- Born: Harry Pollard 1880 Tillsonburg, Ontario, Canada.
- Died: 1968 (aged 87–88)
- Occupations: photographer businessman

= Harry Pollard (photographer) =

Canadian photographer

Harry Pollard (1880–1968) was a Canadian photographer known for his photographs of First Nations peoples in Western Canada.

==Career==
Pollard was born in 1880 in Tillsonburg, Ontario. His father, James, was a photographer. In May 1899, Pollard moved to Calgary where he opened a photography studio. Among his most notable photographs are those documenting the First Nations of the Blackfoot Confederacy living in Canada – the Tsuu T'ina Nation, the Siksika Nation and the Kainai Nation.
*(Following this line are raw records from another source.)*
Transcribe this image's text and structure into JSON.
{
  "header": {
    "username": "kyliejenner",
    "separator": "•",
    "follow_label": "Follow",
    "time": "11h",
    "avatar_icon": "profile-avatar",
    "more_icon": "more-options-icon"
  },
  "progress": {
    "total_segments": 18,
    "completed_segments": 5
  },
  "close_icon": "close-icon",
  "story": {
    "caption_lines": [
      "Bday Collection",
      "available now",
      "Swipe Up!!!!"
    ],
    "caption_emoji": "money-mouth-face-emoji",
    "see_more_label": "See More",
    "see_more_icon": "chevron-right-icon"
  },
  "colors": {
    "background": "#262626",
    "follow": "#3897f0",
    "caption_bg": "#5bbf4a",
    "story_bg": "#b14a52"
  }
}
In 1924, Pollard was press photographer for Associated Screen News, a subsidiary of Canadian Pacific Railway. He was hired to take promotional pictures of ocean cruises, and his job took him around the world 14 times. The Harry Pollard photograph collection is in the Provincial Archives of Alberta, having been acquired by the provincial government in 1964.

==Personal life==
Pollard was married Eleanor Tillen, who was named Miss Canada in 1908. Together they had five children – Harry, William, Laura, Martha and Helen. Pollard died at the age of 87 on 9 July 1968.